Die Entwickler im METR-Experiment arbeiteten an ausgereiften, komplexen Open-Source-Projekten – manche mit über einer Million Codezeilen. In diesem Umfeld hatten die KI-Tools (Cursor Pro mit Claude 3.5 und 3.7 Sonnet-Modellen) mit mehreren Herausforderungen zu kämpfen:

  • Hohe Codebasis-Vertrautheit: Erfahrene Entwickler kannten die Architektur und Konventionen bereits im Detail – wenig Raum für die KI, „Abkürzungen“ zu liefern.
  • Große und komplexe Repositories: Aktuelle LLMs haben Schwierigkeiten, umfangreiche Codebasen sinnvoll zu verarbeiten — relevante Kontexte gehen verloren oder werden falsch interpretiert.
  • Lücken im impliziten Wissen: Die Tools erkannten unausgesprochene Projektnormen, Benennungsmuster oder subtile Erwartungen nicht, die erfahrene Entwickler intuitiv beherrschen.
  • Interaktionsaufwand beim Prompten: Die KI-Nutzung verursachte Reibung – Entwickler investierten Zeit in Prompts, überprüften Ausgaben, warteten auf Ergebnisse – oft ohne klaren Mehrwert.
  • Geringe Akzeptanzquote: Weniger als 44 % der KI-generierten Vorschläge wurden ohne größere Änderungen übernommen – ein limitierender Faktor für echte Effizienzgewinne.

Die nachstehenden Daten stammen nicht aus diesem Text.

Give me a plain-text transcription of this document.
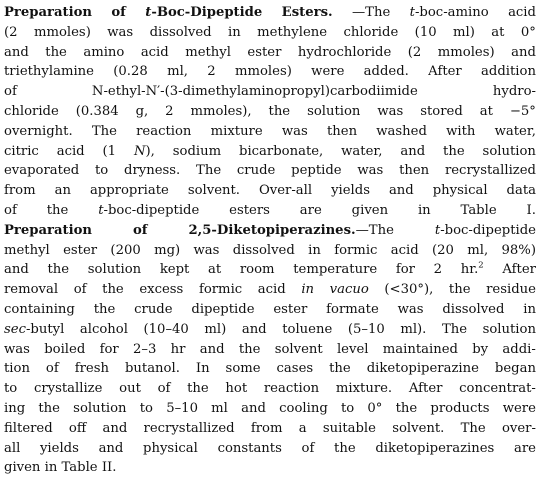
Preparation of t-Boc-Dipeptide Esters. —The t-boc-amino acid
(2 mmoles) was dissolved in methylene chloride (10 ml) at 0°
and the amino acid methyl ester hydrochloride (2 mmoles) and
triethylamine (0.28 ml, 2 mmoles) were added. After addition
of	N-ethyl-N′-(3-dimethylaminopropyl)carbodiimide	hydro-
chloride (0.384 g, 2 mmoles), the solution was stored at −5°
overnight. The reaction mixture was then washed with water,
citric acid (1 N), sodium bicarbonate, water, and the solution
evaporated to dryness. The crude peptide was then recrystallized
from an appropriate solvent. Over-all yields and physical data
of the t-boc-dipeptide esters are given in Table I.
Preparation	of	2,5-Diketopiperazines.—The	t-boc-dipeptide
methyl ester (200 mg) was dissolved in formic acid (20 ml, 98%)
and the solution kept at room temperature for 2 hr.$^2$ After
removal of the excess formic acid in vacuo (<30°), the residue
containing the crude dipeptide ester formate was dissolved in
sec-butyl alcohol (10–40 ml) and toluene (5–10 ml). The solution
was boiled for 2–3 hr and the solvent level maintained by addi-
tion of fresh butanol. In some cases the diketopiperazine began
to crystallize out of the hot reaction mixture. After concentrat-
ing the solution to 5–10 ml and cooling to 0° the products were
filtered off and recrystallized from a suitable solvent. The over-
all yields and physical constants of the diketopiperazines are
given in Table II.
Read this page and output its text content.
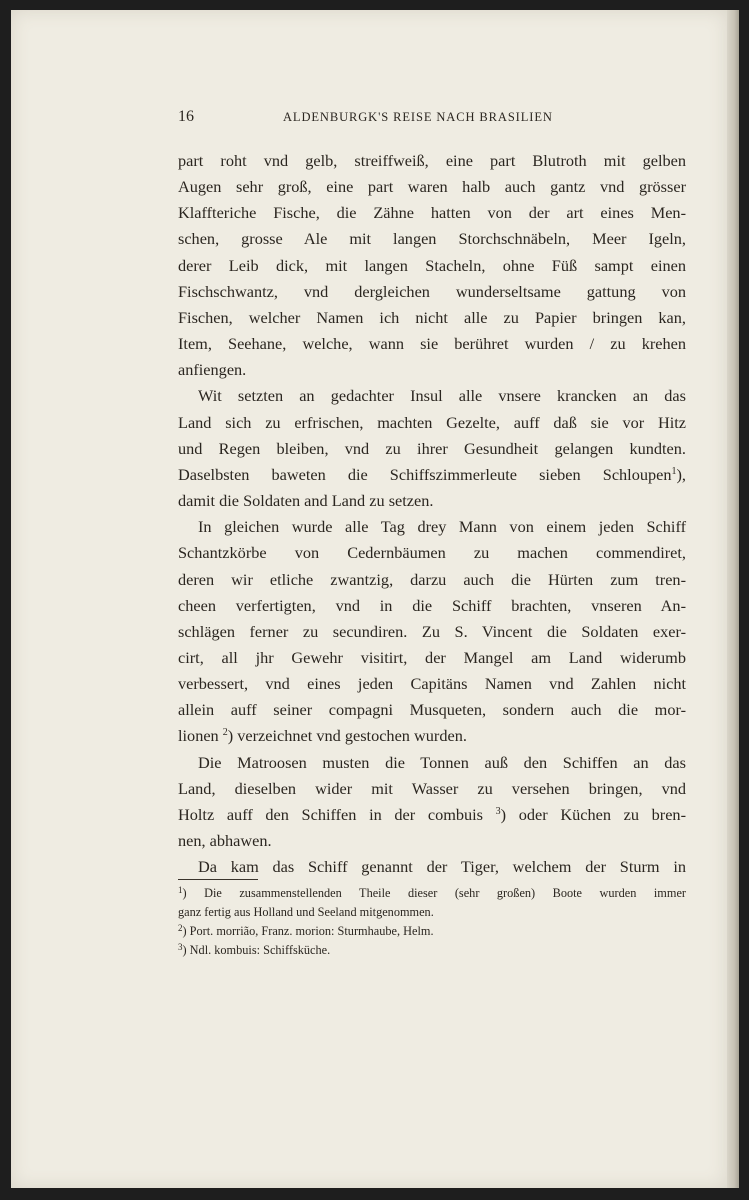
16	ALDENBURGK'S REISE NACH BRASILIEN

part roht vnd gelb, streiffweiß, eine part Blutroth mit gelben
Augen sehr groß, eine part waren halb auch gantz vnd grösser
Klaffteriche Fische, die Zähne hatten von der art eines Men-
schen, grosse Ale mit langen Storchschnäbeln, Meer Igeln,
derer Leib dick, mit langen Stacheln, ohne Füß sampt einen
Fischschwantz, vnd dergleichen wunderseltsame gattung von
Fischen, welcher Namen ich nicht alle zu Papier bringen kan,
Item, Seehane, welche, wann sie berühret wurden / zu krehen
anfiengen.

Wit setzten an gedachter Insul alle vnsere krancken an das
Land sich zu erfrischen, machten Gezelte, auff daß sie vor Hitz
und Regen bleiben, vnd zu ihrer Gesundheit gelangen kundten.
Daselbsten baweten die Schiffszimmerleute sieben Schloupen$^1$),
damit die Soldaten and Land zu setzen.

In gleichen wurde alle Tag drey Mann von einem jeden Schiff
Schantzkörbe von Cedernbäumen zu machen commendiret,
deren wir etliche zwantzig, darzu auch die Hürten zum tren-
cheen verfertigten, vnd in die Schiff brachten, vnseren An-
schlägen ferner zu secundiren. Zu S. Vincent die Soldaten exer-
cirt, all jhr Gewehr visitirt, der Mangel am Land widerumb
verbessert, vnd eines jeden Capitäns Namen vnd Zahlen nicht
allein auff seiner compagni Musqueten, sondern auch die mor-
lionen $^2$) verzeichnet vnd gestochen wurden.

Die Matroosen musten die Tonnen auß den Schiffen an das
Land, dieselben wider mit Wasser zu versehen bringen, vnd
Holtz auff den Schiffen in der combuis $^3$) oder Küchen zu bren-
nen, abhawen.

Da kam das Schiff genannt der Tiger, welchem der Sturm in

$^1$) Die zusammenstellenden Theile dieser (sehr großen) Boote wurden immer
ganz fertig aus Holland und Seeland mitgenommen.
$^2$) Port. morrião, Franz. morion: Sturmhaube, Helm.
$^3$) Ndl. kombuis: Schiffsküche.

Was Führungskräfte in Business und Tech daraus lernen können

Für Entscheidungsträger, die KI-gestützte Entwicklung austesten, ist diese Studie eine klare Mahnung: Kontext ist entscheidend. Die Einführung von KI-Tools führt nicht automatisch zu mehr Produktivität – vor allem nicht in Teams, die bereits Experten ihrer Systeme sind.

Das bedeutet nicht, dass KI eine schlechte Investition ist – aber:

  • Gezielte Anwendung ist wichtig: In Greenfield-Projekten, unreifen Codebasen oder bei hohem Onboarding-Aufwand für neue Entwickler sind die Erfolgsaussichten höher.
  • Nicht nur auf Entwickler-Wahrnehmung verlassen: Subjektiv war die Erfahrung positiv, objektiv hinkte die Leistung hinterher. Kontinuierliche Messung und Validierung sind unverzichtbar.
  • Einführung mit Tiefgang planen: Geschäftliche Ergebnisse hängen nicht nur vom Zugang zu KI-Tools ab – auch Arbeitsabläufe, Projektkomplexität und organisatorisches Wissen spielen eine Rolle.

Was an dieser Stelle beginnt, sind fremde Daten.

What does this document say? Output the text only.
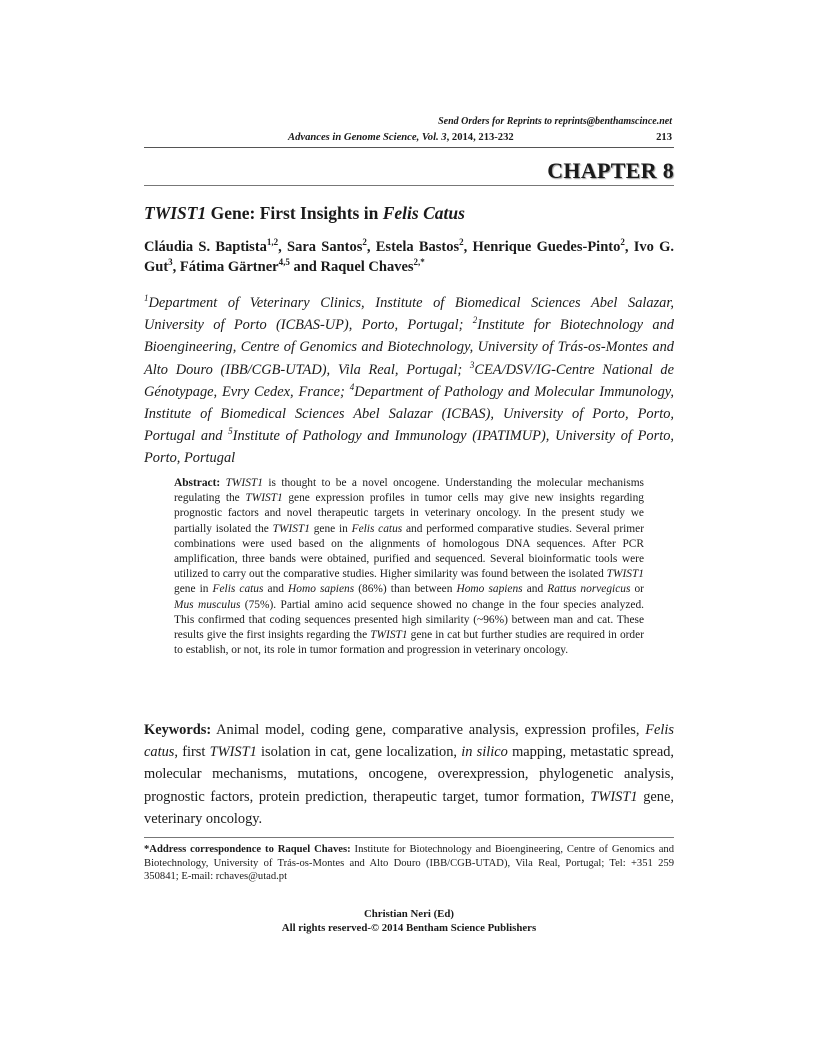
Send Orders for Reprints to reprints@benthamscince.net
Advances in Genome Science, Vol. 3, 2014, 213-232	213
CHAPTER 8
TWIST1 Gene: First Insights in Felis Catus
Cláudia S. Baptista$^{1,2}$, Sara Santos$^2$, Estela Bastos$^2$, Henrique Guedes-Pinto$^2$, Ivo G. Gut$^3$, Fátima Gärtner$^{4,5}$ and Raquel Chaves$^{2,*}$
$^1$Department of Veterinary Clinics, Institute of Biomedical Sciences Abel Salazar, University of Porto (ICBAS-UP), Porto, Portugal; $^2$Institute for Biotechnology and Bioengineering, Centre of Genomics and Biotechnology, University of Trás-os-Montes and Alto Douro (IBB/CGB-UTAD), Vila Real, Portugal; $^3$CEA/DSV/IG-Centre National de Génotypage, Evry Cedex, France; $^4$Department of Pathology and Molecular Immunology, Institute of Biomedical Sciences Abel Salazar (ICBAS), University of Porto, Porto, Portugal and $^5$Institute of Pathology and Immunology (IPATIMUP), University of Porto, Porto, Portugal
Abstract: TWIST1 is thought to be a novel oncogene. Understanding the molecular mechanisms regulating the TWIST1 gene expression profiles in tumor cells may give new insights regarding prognostic factors and novel therapeutic targets in veterinary oncology. In the present study we partially isolated the TWIST1 gene in Felis catus and performed comparative studies. Several primer combinations were used based on the alignments of homologous DNA sequences. After PCR amplification, three bands were obtained, purified and sequenced. Several bioinformatic tools were utilized to carry out the comparative studies. Higher similarity was found between the isolated TWIST1 gene in Felis catus and Homo sapiens (86%) than between Homo sapiens and Rattus norvegicus or Mus musculus (75%). Partial amino acid sequence showed no change in the four species analyzed. This confirmed that coding sequences presented high similarity (~96%) between man and cat. These results give the first insights regarding the TWIST1 gene in cat but further studies are required in order to establish, or not, its role in tumor formation and progression in veterinary oncology.
Keywords: Animal model, coding gene, comparative analysis, expression profiles, Felis catus, first TWIST1 isolation in cat, gene localization, in silico mapping, metastatic spread, molecular mechanisms, mutations, oncogene, overexpression, phylogenetic analysis, prognostic factors, protein prediction, therapeutic target, tumor formation, TWIST1 gene, veterinary oncology.
*Address correspondence to Raquel Chaves: Institute for Biotechnology and Bioengineering, Centre of Genomics and Biotechnology, University of Trás-os-Montes and Alto Douro (IBB/CGB-UTAD), Vila Real, Portugal; Tel: +351 259 350841; E-mail: rchaves@utad.pt
Christian Neri (Ed)
All rights reserved-© 2014 Bentham Science Publishers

Am wichtigsten ist: Produktivitätsgewinne durch KI sind kein Plug-and-Play – sie erfordern Feinabstimmung, Monitoring und eine realistische Einschätzung, wann und wo die Tools helfen oder behindern.

Zum Schluss…

KI entwickelt sich rasant. Was heute unterdurchschnittlich ist, kann morgen schon führend sein. Aber frühe Experimente wie das von METR liefern dringend benötigten Realismus in einem Hype-getriebenen Umfeld. Für Unternehmen, die stark auf KI in der Softwareentwicklung setzen, wird eine evidenzbasierte Strategie wichtiger denn je sein.



Wie wirkt sich KI auf die Produktivität der Entwickler in Ihrem Unternehmen aus (wenn Sie KI-Tools zur Unterstützung der Entwicklung einsetzen)? Sind Ihre Erfahrungen überwiegend positiv oder sehen Sie Nachteile, wie sie in diesem Beitrag beschrieben werden?